Inflasi 2025 capai 2,92 persen, BI optimistis tetap terkendali

Ussindonesia.co.id – , JAKARTA – Tingkat inflasi Indonesia sepanjang 2025 tercatat mencapai 2,92 persen, menurut data Badan Pusat Statistik (BPS). Bank Indonesia (BI) mengatakan, capaian inflasi tersebut terjaga di kisaran target yang ditetapkan. 

“Inflasi IHK 2025 terjaga dalam kisaran sasaran 2,5 plus minus 1 persen,” kata Kepala Departemen Komunikasi BI Ramdan Denny Prakoso dalam keterangannya, Selasa (6/1/2026). 

Berdasarkan data BPS, inflasi IHK Desember 2025 tercatat sebesar 0,64 persen secara bulanan (month to month/mtm), sehingga secara tahunan inflasi IHK 2025 menjadi 2,92 persen (year on year/yoy). 

Denny mengatakan, inflasi yang tetap terjaga dalam kisaran sasarannya tersebut merupakan hasil dari konsistensi kebijakan moneter, serta eratnya sinergi pengendalian inflasi antara Bank Indonesia dan Pemerintah (Pusat dan Daerah) dalam Tim Pengendalian Inflasi Pusat dan Daerah (TPIP dan TPID) dan penguatan implementasi program ketahanan pangan nasional. 

“Ke depan, Bank Indonesia meyakini inflasi akan tetap terkendali dalam kisaran sasaran 2,5±1 persen pada 2026 dan 2027,” ujarnya. 

Tercatat, inflasi IHK secara bulanan pada Desember 2025 meningkat dibandingkan inflasi pada November 2025 sebesar 0,17 persen (mtm). Kenaikan inflasi terutama disumbang oleh kelompok volatile food dan administered prices, sedangkan inflasi inti relatif stabil. 

Inflasi kelompok inti tercatat sebesar 0,20 persen (mtm), relatif stabil dibandingkan realisasi bulan sebelumnya sebesar 0,17 persen (mtm), dengan inflasi terutama disumbang oleh komoditas emas perhiasan dan minyak goreng. 

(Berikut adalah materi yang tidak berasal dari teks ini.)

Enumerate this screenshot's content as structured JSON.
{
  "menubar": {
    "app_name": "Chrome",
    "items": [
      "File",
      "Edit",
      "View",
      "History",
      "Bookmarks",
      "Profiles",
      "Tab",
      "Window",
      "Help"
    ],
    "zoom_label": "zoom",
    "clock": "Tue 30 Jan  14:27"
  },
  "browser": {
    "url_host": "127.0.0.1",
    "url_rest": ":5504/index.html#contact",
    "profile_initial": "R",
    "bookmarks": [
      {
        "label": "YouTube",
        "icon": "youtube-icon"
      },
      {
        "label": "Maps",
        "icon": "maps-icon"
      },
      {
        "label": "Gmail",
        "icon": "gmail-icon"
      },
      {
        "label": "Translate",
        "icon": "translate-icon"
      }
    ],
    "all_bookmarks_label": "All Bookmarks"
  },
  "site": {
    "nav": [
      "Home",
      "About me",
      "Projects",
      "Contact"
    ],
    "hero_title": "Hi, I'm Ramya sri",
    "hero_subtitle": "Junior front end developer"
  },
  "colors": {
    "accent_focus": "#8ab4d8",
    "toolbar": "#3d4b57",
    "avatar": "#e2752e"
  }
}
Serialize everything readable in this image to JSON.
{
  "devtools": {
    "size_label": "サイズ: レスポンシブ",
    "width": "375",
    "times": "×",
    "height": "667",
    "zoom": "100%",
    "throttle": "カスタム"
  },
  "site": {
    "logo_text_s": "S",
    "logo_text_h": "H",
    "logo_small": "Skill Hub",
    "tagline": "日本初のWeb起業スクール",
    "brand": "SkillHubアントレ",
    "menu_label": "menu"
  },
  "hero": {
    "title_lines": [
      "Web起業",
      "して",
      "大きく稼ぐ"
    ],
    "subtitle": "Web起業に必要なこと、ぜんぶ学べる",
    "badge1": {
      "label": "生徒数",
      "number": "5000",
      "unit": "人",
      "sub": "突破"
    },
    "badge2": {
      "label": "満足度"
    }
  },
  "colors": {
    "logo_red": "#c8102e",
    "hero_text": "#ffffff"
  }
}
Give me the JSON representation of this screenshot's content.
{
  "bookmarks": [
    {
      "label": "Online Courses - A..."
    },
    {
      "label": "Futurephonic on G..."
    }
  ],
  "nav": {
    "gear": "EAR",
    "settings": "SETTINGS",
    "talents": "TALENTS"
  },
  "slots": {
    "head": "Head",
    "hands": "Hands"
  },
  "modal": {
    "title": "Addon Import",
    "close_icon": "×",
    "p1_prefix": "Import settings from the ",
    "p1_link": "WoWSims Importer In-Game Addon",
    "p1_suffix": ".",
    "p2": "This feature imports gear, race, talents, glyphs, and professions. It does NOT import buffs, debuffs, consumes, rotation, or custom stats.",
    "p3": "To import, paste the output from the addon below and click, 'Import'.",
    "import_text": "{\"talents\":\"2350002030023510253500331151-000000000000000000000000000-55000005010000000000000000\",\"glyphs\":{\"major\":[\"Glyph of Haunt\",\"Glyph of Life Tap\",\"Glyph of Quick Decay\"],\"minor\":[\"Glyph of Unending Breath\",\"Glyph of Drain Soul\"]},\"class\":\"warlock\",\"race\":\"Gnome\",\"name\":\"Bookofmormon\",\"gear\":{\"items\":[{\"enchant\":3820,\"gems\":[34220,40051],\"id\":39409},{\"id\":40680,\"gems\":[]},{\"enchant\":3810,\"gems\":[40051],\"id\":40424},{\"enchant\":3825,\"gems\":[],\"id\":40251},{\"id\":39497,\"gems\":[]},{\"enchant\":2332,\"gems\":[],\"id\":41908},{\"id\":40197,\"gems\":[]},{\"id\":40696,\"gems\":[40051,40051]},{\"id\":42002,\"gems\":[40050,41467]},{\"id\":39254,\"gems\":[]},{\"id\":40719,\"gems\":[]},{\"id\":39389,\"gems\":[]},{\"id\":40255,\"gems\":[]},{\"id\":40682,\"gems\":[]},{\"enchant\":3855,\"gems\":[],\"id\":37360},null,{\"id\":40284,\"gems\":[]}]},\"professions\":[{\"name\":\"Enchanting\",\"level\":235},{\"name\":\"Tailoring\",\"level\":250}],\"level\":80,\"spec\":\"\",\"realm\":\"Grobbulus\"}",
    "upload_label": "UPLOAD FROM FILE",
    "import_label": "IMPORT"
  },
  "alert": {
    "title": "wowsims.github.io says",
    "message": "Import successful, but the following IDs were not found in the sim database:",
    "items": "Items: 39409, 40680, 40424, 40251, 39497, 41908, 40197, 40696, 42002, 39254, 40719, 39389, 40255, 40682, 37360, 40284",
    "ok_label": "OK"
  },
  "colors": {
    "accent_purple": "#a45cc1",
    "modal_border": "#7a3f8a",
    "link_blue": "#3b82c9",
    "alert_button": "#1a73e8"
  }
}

Sementara itu, inflasi kelompok volatile food meningkat menjadi sebesar 2,74 persen (mtm), dari inflasi bulan sebelumnya sebesar 0,02 persen (mtm). Terutama disumbang oleh komoditas cabai rawit, daging ayam ras, dan bawang merah dipengaruhi dampak gangguan cuaca, tingginya harga input produksi ternak, serta peningkatan permintaan pada Hari Besar Keagamaan Nasional Natal dan Tahun Baru (HBKN Nataru). 

Inflasi administered prices tercatat sebesar 0,37 persen (mtm), meningkat dari inflasi bulan sebelumnya sebesar 0,24 persen (mtm). Terutama disumbang oleh komoditas bensin, tarif angkutan udara, dan tarif angkutan antarkota seiring kenaikan harga BBM nonsubsidi dan peningkatan mobilitas masyarakat pada periode HBKN Nataru.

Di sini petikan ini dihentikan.